Package video and audio

It’s time to put everything together.

1
2
3
4
5
6
7
8


MP4Box -dash 4000 -frag 4000 -rap \
	-segment-name 'segment_$RepresentationID$_' -fps 25 \
	360p.mp4#video:id=360 \
	480p.mp4#video:id=480p \
	720p.mp4#video:id=720p \
	1080p.mp4#video:id=1080p \
	audio1.m4a#audio:id=English:role=main \
	-out dash/playlist.mpd

Options

-dash 4000 - set dash segment duration to 4 seconds (each video file contains 4 seconds of video)
-frag 4000 - each segment only contains one fragment
-rap - use random access points (key frames) for segmentingl

Test playout

There are multiple ways to test this. For example, with VLC,

1

vlc dash/playlist.mpd

Conclusion

I have learned that video transcoding and packaging for adaptive bitrate streaming involves a lot of configurations and considerations, and I’m far from comprehending all of them. However, trying it out myself has been a great learning experience.

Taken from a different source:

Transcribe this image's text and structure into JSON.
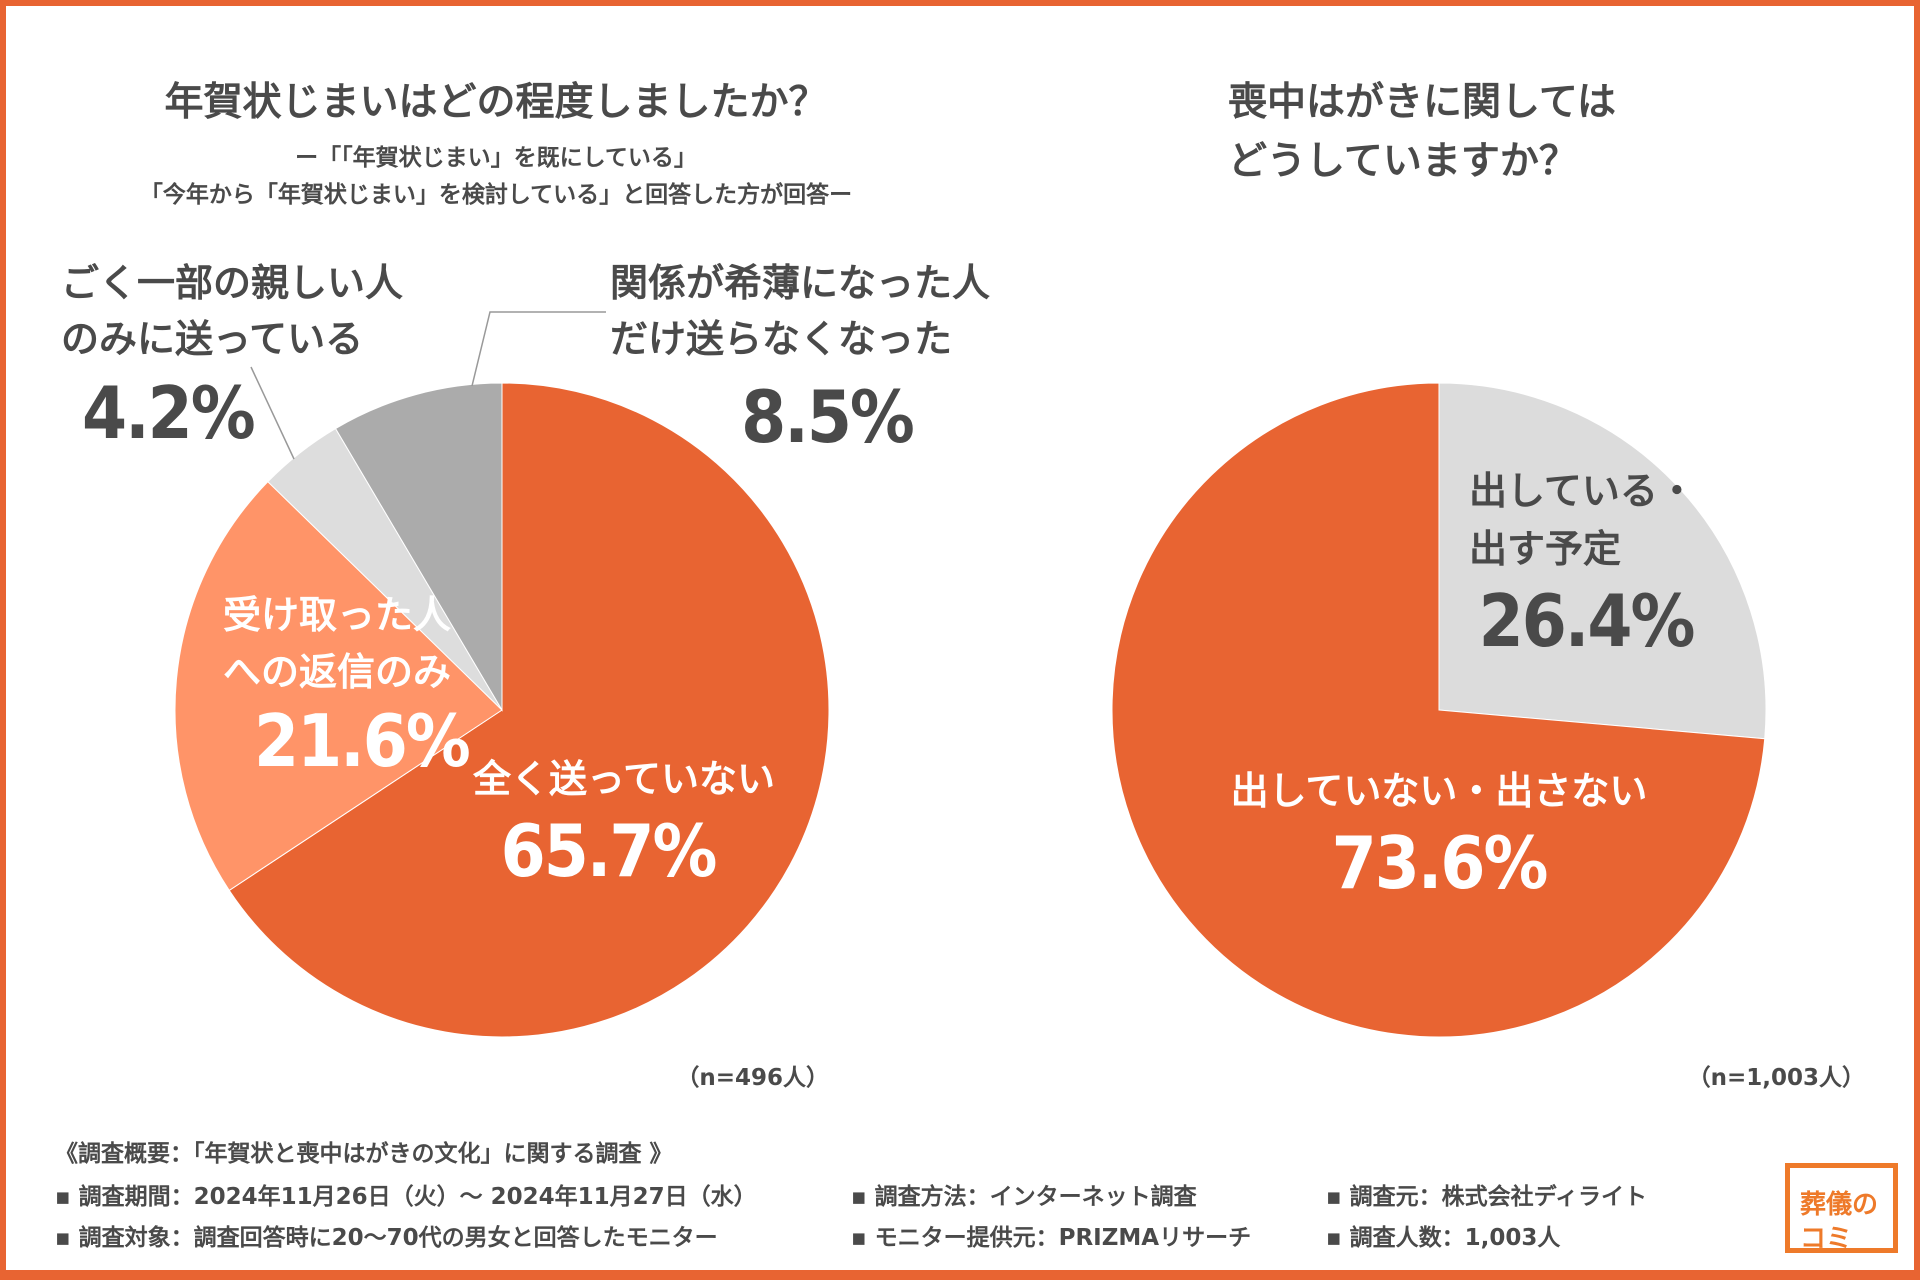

Extending on this, I have done some projects such as:

Automating transcoding and packaging
Automating thumbnail generation
Serving mpeg-dash video with nginx
Playing mpeg-dash video on a website

Just to familiarize myself with the whole process. Maybe some of them will make it to this blog in the future.